High in the Himalayas lives the Guru of Low Comedy, surrounded by his tapes of Laurel and Hardy, W.C. Fields and the brothers Zucker. "Great Master, what is the secret of a hit?" ask Hollywood's best and richest when they are ushered into his presence. "Make 'em laugh," is the inevitable reply, "any damn way you can."
It is said that fastidious filmmakers retreat in dismay muttering, "Does he mean, like, bathroom jokes?" Ignoring the advice, they end up dying out there with cute, cautious comedies like Speechless and I.Q. (not to mention spineless farces like Mixed Nuts). Meanwhile, Dumb and Dumber becomes the most popular movie in America. "Gross-out grosses," its rivals may sniff, and they would not be wrong. But so what? The fact is that D and D -- in comparison with which Jim Carrey's other pictures look as if they were scripted by Oscar Wilde -- makes you laugh out loud for almost its entire running time.

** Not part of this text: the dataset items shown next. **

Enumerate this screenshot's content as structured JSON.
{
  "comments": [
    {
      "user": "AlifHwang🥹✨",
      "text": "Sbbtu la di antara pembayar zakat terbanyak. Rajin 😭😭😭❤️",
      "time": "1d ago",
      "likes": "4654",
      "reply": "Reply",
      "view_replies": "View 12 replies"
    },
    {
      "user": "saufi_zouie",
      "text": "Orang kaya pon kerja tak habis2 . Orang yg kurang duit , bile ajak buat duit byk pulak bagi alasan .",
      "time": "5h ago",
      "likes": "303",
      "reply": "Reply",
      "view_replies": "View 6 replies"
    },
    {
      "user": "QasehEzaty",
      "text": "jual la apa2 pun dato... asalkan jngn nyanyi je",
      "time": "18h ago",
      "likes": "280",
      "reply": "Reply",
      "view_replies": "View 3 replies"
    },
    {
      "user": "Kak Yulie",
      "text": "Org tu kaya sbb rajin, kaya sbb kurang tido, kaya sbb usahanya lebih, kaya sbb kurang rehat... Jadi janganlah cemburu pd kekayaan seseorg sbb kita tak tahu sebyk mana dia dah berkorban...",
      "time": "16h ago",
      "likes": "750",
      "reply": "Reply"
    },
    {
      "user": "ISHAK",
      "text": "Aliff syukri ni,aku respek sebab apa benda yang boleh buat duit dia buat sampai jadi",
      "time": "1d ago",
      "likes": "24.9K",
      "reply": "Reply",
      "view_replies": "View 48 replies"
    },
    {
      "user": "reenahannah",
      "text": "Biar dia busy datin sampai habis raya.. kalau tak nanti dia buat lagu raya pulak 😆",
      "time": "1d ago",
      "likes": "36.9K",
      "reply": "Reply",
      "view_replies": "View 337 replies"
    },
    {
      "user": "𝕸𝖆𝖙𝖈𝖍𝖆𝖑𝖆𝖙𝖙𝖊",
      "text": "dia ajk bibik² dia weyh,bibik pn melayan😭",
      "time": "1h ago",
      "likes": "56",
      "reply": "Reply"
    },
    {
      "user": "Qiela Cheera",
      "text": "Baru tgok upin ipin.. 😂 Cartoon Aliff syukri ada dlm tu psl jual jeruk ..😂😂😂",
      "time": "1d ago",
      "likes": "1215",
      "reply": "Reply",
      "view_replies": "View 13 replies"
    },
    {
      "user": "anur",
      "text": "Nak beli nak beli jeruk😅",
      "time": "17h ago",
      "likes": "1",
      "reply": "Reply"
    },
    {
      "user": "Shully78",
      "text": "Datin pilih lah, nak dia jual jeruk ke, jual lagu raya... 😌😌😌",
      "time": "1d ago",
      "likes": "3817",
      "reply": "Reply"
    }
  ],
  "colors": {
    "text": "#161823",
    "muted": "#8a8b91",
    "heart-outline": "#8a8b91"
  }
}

Lloyd, the lead moron in Peter Farrelly's film, is played by Carrey, sublimely confident that he knows what he's doing as he attempts to return a briefcase full of funny money to a woman (Lauren Holly) with whom he is smitten. This involves a cross-country journey with Harry (Jeff Daniels), Lloyd's equally dense roommate, in a truck that looks like a gigantic sheep dog. In order to enjoy the pair's company, adult viewers must regress to those thrilling days of yesteryear when bodily dysfunction represented the height of hilarity. But Carrey (ably abetted here by the woofly Daniels) is both symbol and satirist of our apparently irresistible dumbing down. Astonished attention must be paid.